« Wasteland 2 » : Les Rangers à l’épreuve

23/10/15 par  |  publié dans : Jeux Vidéo, Médias, Non classé | Tags : , , , , , ,

Rangers

Décidément, les grandes étendues désertiques sont à la mode en cette fin 2015 ! Mad Max et Metal Gear Solid 5 avaient ouvert la brèche, Wasteland 2 suit et Fallout 4 clôturera l’année. L’arrivée du jeu de Deep Silver sur console est une véritable aubaine, tant le genre si exigeant de l’aventure / stratégie est habituellement réservé au PC. Une question d’interface avant tout : le combo clavier / souris restant plus adapté qu’une Dualshock. Pas un hasard donc, si les PCistes peuvent se plonger dans ce monde post apocalyptique depuis une grosse année. Pour rattraper le retard perdu, les détenteurs de Playstation 4 ont  droit directement à la version « Director’s cut », la plus complète à ce jour, avec un système mieux équilibré et repensé, aussi bien dans la narration que dans ses mécanismes.
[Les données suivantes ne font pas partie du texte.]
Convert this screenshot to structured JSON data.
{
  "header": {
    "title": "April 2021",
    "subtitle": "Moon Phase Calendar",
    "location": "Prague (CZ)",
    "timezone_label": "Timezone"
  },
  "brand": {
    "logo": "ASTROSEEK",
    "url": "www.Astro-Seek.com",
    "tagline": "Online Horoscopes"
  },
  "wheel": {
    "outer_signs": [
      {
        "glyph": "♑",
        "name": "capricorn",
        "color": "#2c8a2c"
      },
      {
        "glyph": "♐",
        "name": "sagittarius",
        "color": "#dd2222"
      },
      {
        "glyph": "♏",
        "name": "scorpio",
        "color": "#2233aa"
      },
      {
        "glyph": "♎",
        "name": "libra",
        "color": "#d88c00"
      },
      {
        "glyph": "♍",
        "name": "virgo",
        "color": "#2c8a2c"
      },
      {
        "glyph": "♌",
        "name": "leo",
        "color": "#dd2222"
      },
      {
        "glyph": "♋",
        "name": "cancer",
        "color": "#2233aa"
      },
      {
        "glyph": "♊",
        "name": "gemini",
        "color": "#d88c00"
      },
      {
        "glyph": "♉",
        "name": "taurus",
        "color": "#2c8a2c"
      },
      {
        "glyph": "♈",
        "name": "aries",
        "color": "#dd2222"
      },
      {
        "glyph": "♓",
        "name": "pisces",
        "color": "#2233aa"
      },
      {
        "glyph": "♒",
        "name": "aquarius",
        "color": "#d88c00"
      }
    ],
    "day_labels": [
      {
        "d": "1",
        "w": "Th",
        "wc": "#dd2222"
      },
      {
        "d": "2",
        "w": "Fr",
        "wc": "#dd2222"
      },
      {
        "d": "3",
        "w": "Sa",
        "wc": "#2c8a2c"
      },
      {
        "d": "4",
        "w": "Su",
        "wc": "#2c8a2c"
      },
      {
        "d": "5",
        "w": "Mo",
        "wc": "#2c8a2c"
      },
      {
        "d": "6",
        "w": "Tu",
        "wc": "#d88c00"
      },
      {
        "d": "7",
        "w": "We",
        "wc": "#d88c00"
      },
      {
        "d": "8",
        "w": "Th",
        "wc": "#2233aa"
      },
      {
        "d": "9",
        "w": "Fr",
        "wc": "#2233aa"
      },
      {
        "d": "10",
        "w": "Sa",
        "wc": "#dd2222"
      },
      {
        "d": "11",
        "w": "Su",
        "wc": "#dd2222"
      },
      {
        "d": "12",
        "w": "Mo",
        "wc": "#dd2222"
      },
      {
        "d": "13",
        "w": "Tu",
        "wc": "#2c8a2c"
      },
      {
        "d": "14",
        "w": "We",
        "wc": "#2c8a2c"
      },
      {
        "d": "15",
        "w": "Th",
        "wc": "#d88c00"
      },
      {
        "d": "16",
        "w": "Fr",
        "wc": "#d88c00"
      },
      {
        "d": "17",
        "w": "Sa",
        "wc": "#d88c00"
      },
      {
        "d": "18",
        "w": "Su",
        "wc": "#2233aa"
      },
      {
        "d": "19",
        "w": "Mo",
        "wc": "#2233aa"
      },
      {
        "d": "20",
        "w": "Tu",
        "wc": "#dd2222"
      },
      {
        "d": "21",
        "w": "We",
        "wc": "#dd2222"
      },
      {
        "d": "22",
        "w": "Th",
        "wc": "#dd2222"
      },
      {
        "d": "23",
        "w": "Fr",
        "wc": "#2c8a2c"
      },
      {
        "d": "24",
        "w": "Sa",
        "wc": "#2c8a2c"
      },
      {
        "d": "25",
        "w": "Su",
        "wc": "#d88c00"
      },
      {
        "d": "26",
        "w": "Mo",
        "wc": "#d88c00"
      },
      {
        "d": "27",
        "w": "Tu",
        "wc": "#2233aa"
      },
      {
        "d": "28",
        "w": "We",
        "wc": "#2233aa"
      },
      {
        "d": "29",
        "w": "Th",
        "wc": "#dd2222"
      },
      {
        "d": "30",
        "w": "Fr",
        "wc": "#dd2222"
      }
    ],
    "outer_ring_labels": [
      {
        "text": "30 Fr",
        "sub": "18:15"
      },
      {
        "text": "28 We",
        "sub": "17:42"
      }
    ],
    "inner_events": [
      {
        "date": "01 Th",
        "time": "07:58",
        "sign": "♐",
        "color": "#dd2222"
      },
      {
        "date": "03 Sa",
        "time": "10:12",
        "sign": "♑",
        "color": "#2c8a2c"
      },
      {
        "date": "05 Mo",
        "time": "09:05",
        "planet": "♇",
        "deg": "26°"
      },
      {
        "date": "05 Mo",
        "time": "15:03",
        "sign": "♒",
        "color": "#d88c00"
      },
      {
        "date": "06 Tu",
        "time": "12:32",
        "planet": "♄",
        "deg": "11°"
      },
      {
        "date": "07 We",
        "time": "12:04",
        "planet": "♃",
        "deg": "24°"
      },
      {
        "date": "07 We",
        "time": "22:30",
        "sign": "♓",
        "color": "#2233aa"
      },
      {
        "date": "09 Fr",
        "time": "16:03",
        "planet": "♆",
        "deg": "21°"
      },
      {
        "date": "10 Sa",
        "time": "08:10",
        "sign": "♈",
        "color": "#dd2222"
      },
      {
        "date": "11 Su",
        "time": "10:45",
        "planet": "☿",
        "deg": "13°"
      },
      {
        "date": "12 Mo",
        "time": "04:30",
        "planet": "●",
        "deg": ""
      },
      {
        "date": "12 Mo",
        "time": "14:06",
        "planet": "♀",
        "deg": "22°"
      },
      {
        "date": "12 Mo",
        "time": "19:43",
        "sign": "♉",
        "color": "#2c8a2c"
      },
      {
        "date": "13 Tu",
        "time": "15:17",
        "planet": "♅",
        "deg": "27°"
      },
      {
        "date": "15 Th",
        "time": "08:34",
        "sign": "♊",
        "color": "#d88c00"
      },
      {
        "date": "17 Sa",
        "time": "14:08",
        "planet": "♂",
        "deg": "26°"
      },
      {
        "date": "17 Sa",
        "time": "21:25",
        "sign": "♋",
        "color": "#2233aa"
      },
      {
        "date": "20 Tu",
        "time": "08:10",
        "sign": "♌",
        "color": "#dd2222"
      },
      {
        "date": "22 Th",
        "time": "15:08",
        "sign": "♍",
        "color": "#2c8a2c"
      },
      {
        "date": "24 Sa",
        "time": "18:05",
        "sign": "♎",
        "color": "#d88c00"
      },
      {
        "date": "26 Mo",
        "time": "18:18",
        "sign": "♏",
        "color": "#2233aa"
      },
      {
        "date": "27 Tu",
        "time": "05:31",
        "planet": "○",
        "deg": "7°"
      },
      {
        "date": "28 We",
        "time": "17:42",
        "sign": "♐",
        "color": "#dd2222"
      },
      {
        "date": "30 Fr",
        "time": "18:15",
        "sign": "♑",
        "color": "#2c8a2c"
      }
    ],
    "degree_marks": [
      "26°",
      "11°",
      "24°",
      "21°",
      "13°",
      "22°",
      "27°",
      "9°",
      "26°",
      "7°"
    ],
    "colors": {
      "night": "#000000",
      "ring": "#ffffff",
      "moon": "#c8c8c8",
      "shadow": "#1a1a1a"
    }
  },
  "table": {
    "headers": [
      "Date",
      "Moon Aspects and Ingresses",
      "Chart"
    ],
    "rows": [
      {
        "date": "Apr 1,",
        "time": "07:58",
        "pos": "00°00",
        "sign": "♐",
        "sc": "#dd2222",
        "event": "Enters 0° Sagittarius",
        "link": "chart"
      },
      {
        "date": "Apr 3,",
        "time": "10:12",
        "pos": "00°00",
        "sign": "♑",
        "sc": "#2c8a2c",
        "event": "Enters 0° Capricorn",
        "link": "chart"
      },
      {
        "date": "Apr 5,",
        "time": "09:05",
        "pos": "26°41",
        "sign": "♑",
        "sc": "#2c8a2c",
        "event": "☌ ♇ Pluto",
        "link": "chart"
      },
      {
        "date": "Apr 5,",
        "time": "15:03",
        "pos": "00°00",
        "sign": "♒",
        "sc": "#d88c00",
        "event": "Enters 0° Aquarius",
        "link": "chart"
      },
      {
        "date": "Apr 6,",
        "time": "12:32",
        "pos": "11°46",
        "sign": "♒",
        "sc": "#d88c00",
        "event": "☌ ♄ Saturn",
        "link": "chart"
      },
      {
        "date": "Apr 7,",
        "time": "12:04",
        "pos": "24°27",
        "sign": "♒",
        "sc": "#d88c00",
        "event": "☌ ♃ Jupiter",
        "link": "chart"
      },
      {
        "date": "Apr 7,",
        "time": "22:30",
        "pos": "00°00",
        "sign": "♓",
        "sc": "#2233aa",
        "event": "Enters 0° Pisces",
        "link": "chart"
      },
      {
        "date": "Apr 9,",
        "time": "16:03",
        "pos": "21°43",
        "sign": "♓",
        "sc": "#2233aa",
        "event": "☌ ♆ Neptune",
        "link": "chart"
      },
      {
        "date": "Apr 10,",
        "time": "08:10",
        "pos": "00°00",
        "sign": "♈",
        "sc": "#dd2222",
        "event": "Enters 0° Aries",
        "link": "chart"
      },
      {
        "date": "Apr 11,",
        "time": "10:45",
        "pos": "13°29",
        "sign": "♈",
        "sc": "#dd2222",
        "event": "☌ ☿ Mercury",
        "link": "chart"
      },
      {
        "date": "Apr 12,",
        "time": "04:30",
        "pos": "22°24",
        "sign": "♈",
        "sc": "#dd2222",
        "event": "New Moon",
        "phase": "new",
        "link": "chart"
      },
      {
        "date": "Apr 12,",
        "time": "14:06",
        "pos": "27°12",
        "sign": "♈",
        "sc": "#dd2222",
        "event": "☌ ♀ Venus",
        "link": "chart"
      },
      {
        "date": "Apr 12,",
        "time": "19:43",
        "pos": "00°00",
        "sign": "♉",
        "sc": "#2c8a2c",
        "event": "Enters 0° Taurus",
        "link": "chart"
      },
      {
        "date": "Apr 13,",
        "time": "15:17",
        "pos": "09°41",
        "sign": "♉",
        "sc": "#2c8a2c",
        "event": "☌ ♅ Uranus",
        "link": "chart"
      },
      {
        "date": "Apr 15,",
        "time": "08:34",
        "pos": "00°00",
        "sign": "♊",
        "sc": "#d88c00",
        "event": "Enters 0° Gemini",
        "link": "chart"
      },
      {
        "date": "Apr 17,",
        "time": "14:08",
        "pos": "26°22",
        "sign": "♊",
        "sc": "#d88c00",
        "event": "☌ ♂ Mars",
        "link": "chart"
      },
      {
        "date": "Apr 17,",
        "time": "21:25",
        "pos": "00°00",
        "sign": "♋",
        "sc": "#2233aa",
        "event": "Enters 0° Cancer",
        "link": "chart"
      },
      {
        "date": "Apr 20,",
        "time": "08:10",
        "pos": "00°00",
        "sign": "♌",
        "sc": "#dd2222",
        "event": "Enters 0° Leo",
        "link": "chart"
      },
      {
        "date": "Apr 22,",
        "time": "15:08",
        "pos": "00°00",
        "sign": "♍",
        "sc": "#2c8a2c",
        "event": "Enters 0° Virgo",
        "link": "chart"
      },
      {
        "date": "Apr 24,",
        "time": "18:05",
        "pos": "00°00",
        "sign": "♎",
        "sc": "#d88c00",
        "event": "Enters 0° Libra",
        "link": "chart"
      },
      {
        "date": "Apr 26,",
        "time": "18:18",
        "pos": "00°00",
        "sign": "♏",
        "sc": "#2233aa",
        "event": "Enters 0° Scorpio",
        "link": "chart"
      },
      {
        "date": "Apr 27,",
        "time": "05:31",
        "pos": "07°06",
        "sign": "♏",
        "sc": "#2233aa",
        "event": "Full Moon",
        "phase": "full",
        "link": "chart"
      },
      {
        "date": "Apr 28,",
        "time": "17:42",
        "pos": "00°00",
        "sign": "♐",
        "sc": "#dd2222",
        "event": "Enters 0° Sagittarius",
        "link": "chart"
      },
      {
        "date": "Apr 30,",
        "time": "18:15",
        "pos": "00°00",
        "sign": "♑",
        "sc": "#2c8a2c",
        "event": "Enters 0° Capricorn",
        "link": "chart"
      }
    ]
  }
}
L’expérience à vivre est marquante, mais souffre d’imperfections qui ternissent un peu le tableau. Vos premiers pas seront même décourageants, avec une longue discussion en anglais, par radio interposée… traduite en minuscule sur l’écran. Et pour peu que vous osiez défier deux mètres plus loin un mauvais loustic, c’est le Game over assuré et l’assurance de recommencer de zéro, si l’on n’a pas pris soin de sauvegarder manuellement. Ce didacticiel vous fait rentrer dans le vif du sujet : dans Wasteland 2, la patience, la prudence et la rigueur sont vos plus fidèles alliés. Le prix à payer quand on veut profiter d’un jeu adulte dont les secrets, la richesse ne se dévoilent qu’au compte gouttes.

Wasteland 2 2

Former son escouade de Rangers du désert est un véritable puzzle : tout peut être personnalisé à l’extrême et certains choix sont cornéliens. Faut il privilégier la capacité réparation ? chirurgie ? force ? attaque à distance ? corps à corps ? Les points de compétences doivent se dépenser avec méthodologie. Sachant qu’un soldat mort sur le champ de bataille ne reviendra pas et obligera à aller recruter d’autres mercenaires. Les combats, au tour par tour suivent cette logique. Chaque action utilise un nombre de points et il convient d’établir une stratégie, savoir se déplacer quand besoin s’en faut, trouver des zones à couvert, déterminer les faiblesses des adversaires… Inutile de foncer dans le tas : c’est la défaite assurée.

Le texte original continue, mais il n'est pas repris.